F-16s are able to deliver nuclear weapons, and Russia has said the planes will
be considered a nuclear threat.
Bringing
the world even closer to terminal crisis, NATO Secretary-General Jens
Stoltenberg states that 500,000 troops are at “high readiness,” and in the next
five years, NATO allies will “acquire thousands of air defense and artillery
systems, 850 modern aircraft—mostly fifth-generation F-35s—and also a lot of
other high-end capabilities.” Macron has morphed into one of Europe’s most
hawkish leaders, with plans to send military instructors to Ukraine very soon.

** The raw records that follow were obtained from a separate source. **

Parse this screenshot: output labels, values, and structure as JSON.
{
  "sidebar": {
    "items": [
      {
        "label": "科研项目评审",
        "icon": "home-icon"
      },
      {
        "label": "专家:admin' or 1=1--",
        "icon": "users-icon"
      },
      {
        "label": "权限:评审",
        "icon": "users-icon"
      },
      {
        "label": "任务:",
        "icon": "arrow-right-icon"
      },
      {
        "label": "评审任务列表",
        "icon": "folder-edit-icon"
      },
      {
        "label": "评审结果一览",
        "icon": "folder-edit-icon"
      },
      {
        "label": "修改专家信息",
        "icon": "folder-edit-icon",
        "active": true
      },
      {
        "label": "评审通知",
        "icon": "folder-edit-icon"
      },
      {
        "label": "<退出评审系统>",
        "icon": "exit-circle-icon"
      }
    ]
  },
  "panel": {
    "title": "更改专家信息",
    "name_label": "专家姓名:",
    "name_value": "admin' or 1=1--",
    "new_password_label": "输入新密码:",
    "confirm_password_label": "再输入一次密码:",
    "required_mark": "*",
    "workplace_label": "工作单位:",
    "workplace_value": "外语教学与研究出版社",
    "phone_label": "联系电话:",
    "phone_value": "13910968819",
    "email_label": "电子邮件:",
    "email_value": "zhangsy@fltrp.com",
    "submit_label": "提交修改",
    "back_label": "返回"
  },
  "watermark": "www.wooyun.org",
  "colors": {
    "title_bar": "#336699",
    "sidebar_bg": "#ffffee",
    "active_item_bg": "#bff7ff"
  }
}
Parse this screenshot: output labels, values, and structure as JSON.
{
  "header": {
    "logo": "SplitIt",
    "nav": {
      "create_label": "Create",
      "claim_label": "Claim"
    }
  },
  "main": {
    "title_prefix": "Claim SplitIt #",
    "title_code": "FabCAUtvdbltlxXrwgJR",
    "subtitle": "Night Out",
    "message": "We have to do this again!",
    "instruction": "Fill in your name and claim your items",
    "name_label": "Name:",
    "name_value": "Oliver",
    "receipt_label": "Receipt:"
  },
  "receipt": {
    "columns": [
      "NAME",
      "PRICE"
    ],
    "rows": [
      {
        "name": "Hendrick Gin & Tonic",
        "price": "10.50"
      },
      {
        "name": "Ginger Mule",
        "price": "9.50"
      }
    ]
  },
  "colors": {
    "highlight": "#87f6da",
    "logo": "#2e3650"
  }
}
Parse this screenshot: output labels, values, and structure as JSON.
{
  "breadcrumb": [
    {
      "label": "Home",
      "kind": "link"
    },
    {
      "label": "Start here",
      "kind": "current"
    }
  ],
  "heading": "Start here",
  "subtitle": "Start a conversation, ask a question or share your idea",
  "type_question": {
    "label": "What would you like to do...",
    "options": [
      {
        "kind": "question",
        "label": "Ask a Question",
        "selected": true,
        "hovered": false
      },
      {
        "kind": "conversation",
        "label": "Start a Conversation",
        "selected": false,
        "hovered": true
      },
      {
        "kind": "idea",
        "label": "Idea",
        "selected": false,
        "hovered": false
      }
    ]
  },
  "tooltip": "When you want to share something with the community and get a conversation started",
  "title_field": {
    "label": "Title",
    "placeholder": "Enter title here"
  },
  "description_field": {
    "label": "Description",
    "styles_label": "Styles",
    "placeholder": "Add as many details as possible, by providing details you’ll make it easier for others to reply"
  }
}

At the same time, NATO is holding talks about taking more nuclear weapons out
of storage and placing them on standby.
Where
all this is heading is unclear, but what’s obvious is that Western leaders are
acting with reckless disregard for the future of humanity. Their bet is that
Russian President Vladimir Putin will never deploy nuclear weapons, despite his
many threats to do so and recent Russian military drills to deploy tactical
nuclear weapons. Given that Russian use of nuclear warheads might well
precipitate a nuclear response by the West, the fate of humanity hangs on the
restraint and rationality of one man, Putin—a figure who is constantly
portrayed by Western media and politicians as an irrational, bloodthirsty
monster. So the human species is supposed to place its hope for survival in
someone we’re told is a madman, who leads a state that feels besieged by the most
powerful military coalition in history, apparently committed to its demise.
Maybe
the madmen aren’t in the Russian government but rather in NATO governments?
It
is downright puzzling that millions of people aren’t protesting in the streets
every day to deescalate the crisis and pull civilization back from the brink.
Evidently the mass media have successfully fulfilled their function of
manufacturing consent. But unless the Western public wakes up, the current
crisis might not end as benignly as did the one in 1962.